[WASHINGTON RAMOS]

                                             Ú N I C A   O P Ç Ã O

     Com o bilhete na mão, ele não sabe o que fazer; não sabe para onde ir. Sente como se tudo estivesse ruindo a seu redor, como se ele próprio estivesse se estirando num altar de sacrifícios para ser imolado. “Dona Carla me pediu para lhe entregar este bilhete.” Havia uma pontinha de riso na voz da empregada. Ô, humilhação! Ser motivo de zombaria para uma doméstica! “Pegue suas coisas e vá embora de minha casa. Está tudo acabado entre nós dois. Nosso filho fica comigo. O carro, também. Não venha com onda de me pedir pensão. Você não tem moral pra isso, pois quem sempre sustentou esta casa fui eu. Não se preocupe com suas compras em meu cartão de crédito. Vou pagar todas. Apenas suma de minha vida. É só isso que te peço. Carla Ribeiro.”

     Agora, com o bilhete na mão, ele se lembra dos pais, que pediram tanto que ele não se casasse com a Carla. Dizem que intuição de pai e mãe não falha. Realmente não falhou em seu caso. Sua mãe tão bondosa, tão amiga, a vida toda cuidando dele e dos irmãos para que fossem pessoas dignas, e ele agora numa situação indigna para um homem. Sua mãe, que chorou tanto quando soube que ele estava andando com maconheiros e fumando a erva. Ela veio lhe perguntar se era verdade, e ele, covardemente, negou e continuou na companhia daqueles trastes. Foi preciso que um deles fosse preso por porte de entorpecentes para ele se tocar e se afastar.

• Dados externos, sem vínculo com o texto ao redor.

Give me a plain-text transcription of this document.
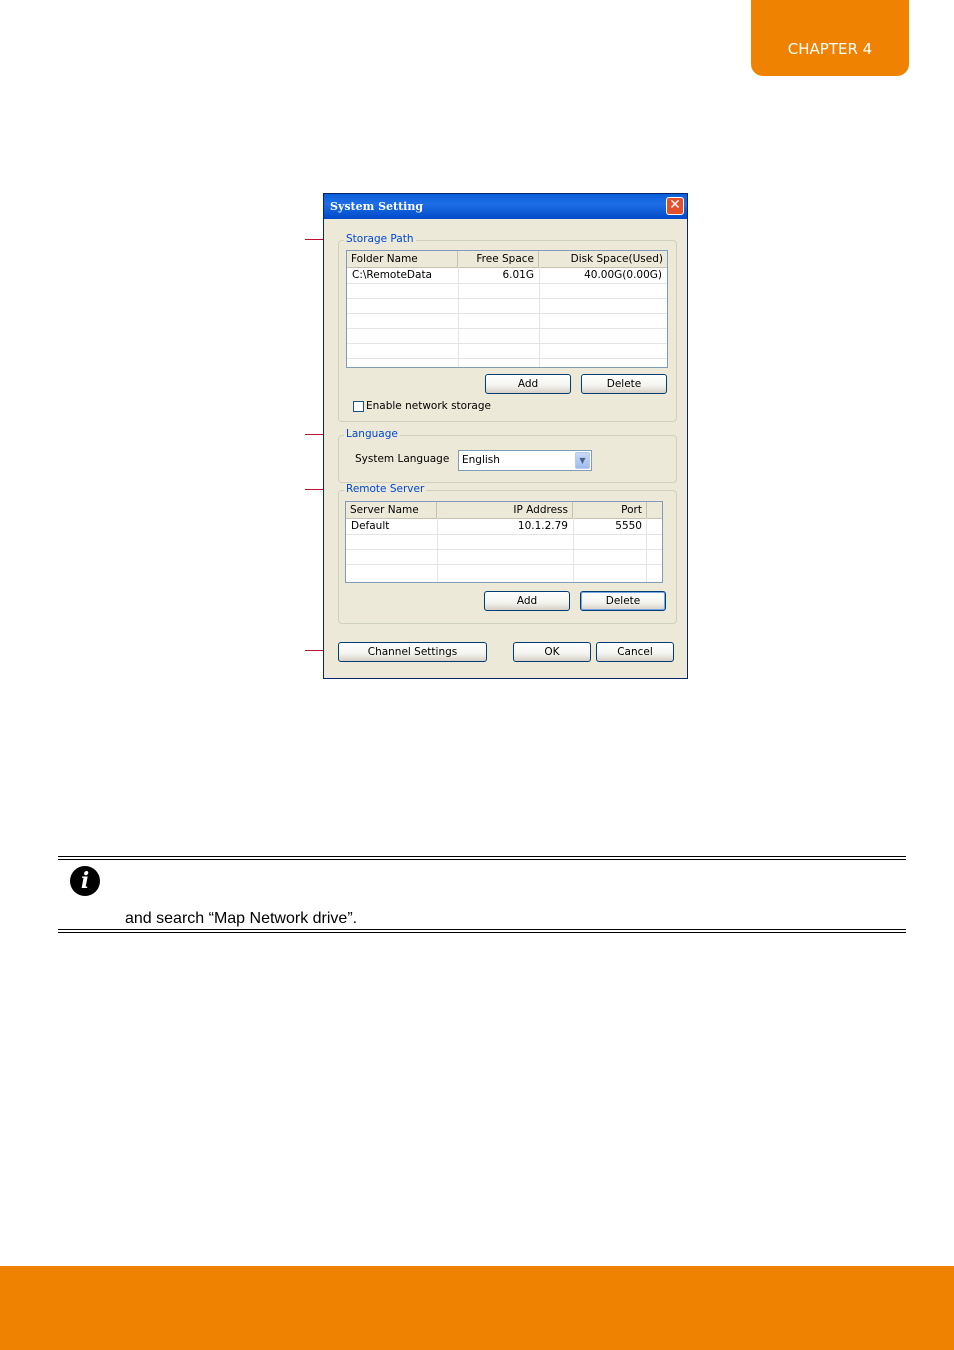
CHAPTER 4
System Setting	✕
Storage Path
Folder Name	Free Space	Disk Space(Used)
C:\RemoteData	6.01G	40.00G(0.00G)
Add	Delete
Enable network storage
Language
System Language English	▼
Remote Server
Server Name	IP Address	Port
Default	10.1.2.79	5550
Add	Delete
Channel Settings	OK	Cancel
i
and search “Map Network drive”.
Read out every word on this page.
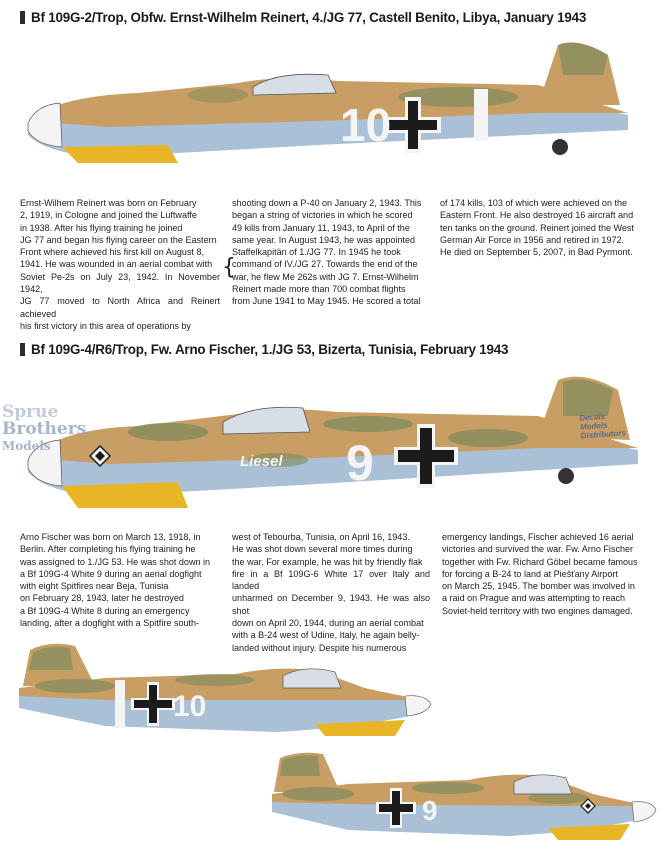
Bf 109G-2/Trop, Obfw. Ernst-Wilhelm Reinert, 4./JG 77, Castell Benito, Libya, January 1943
10
Ernst-Wilhem Reinert was born on February
2, 1919, in Cologne and joined the Luftwaffe
in 1938. After his flying training he joined
JG 77 and began his flying career on the Eastern
Front where achieved his first kill on August 8,
1941. He was wounded in an aerial combat with
Soviet Pe-2s on July 23, 1942. In November 1942,
JG 77 moved to North Africa and Reinert achieved
his first victory in this area of operations by
{
shooting down a P-40 on January 2, 1943. This
began a string of victories in which he scored
49 kills from January 11, 1943, to April of the
same year. In August 1943, he was appointed
Staffelkapitän of 1./JG 77. In 1945 he took
command of IV./JG 27. Towards the end of the
war, he flew Me 262s with JG 7. Ernst-Wilhelm
Reinert made more than 700 combat flights
from June 1941 to May 1945. He scored a total
of 174 kills, 103 of which were achieved on the
Eastern Front. He also destroyed 16 aircraft and
ten tanks on the ground. Reinert joined the West
German Air Force in 1956 and retired in 1972.
He died on September 5, 2007, in Bad Pyrmont.
Bf 109G-4/R6/Trop, Fw. Arno Fischer, 1./JG 53, Bizerta, Tunisia, February 1943
Liesel 9
Sprue
Brothers
Models
Decals
Models
Distributors
Arno Fischer was born on March 13, 1918, in
Berlin. After completing his flying training he
was assigned to 1./JG 53. He was shot down in
a Bf 109G-4 White 9 during an aerial dogfight
with eight Spitfires near Beja, Tunisia
on February 28, 1943, later he destroyed
a Bf 109G-4 White 8 during an emergency
landing, after a dogfight with a Spitfire south-
west of Tebourba, Tunisia, on April 16, 1943.
He was shot down several more times during
the war. For example, he was hit by friendly flak
fire in a Bf 109G-6 White 17 over Italy and landed
unharmed on December 9, 1943. He was also shot
down on April 20, 1944, during an aerial combat
with a B-24 west of Udine, Italy, he again belly-
landed without injury. Despite his numerous
emergency landings, Fischer achieved 16 aerial
victories and survived the war. Fw. Arno Fischer
together with Fw. Richard Göbel became famous
for forcing a B-24 to land at Piešťany Airport
on March 25, 1945. The bomber was involved in
a raid on Prague and was attempting to reach
Soviet-held territory with two engines damaged.
10
9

     Lembrou-se do pai, tão dedicado à família, tão trabalhador, que procurava ser seu amigo, mas era rejeitado, pois ele, influenciado pelas más companhias, achava que o pai era um careta. “Filho, não se case com essa moça; ela é de condição social muito superior à sua; é de alta classe média; isso não dá certo.” Ele teimou e casou, inclusive achando que estava fazendo grande coisa, que ia ser feliz. Não foi nem está feliz. Pelo contrário, com o bilhete na mão, está amargando a dor de um pontapé precedido pela disputa da herança do sogro entre ela, sua mulher, e os irmãos dela. Após a morte do velho, aumentou o desprezo dos cunhados por ele como se ele representasse uma ameaça à distribuição dos bens. Com certeza, eles pressionaram a Carla para se livrar dele. Ele e a Carla passaram então a trocar olhares vazios, frases frias e a repartir a famosa solidão a dois.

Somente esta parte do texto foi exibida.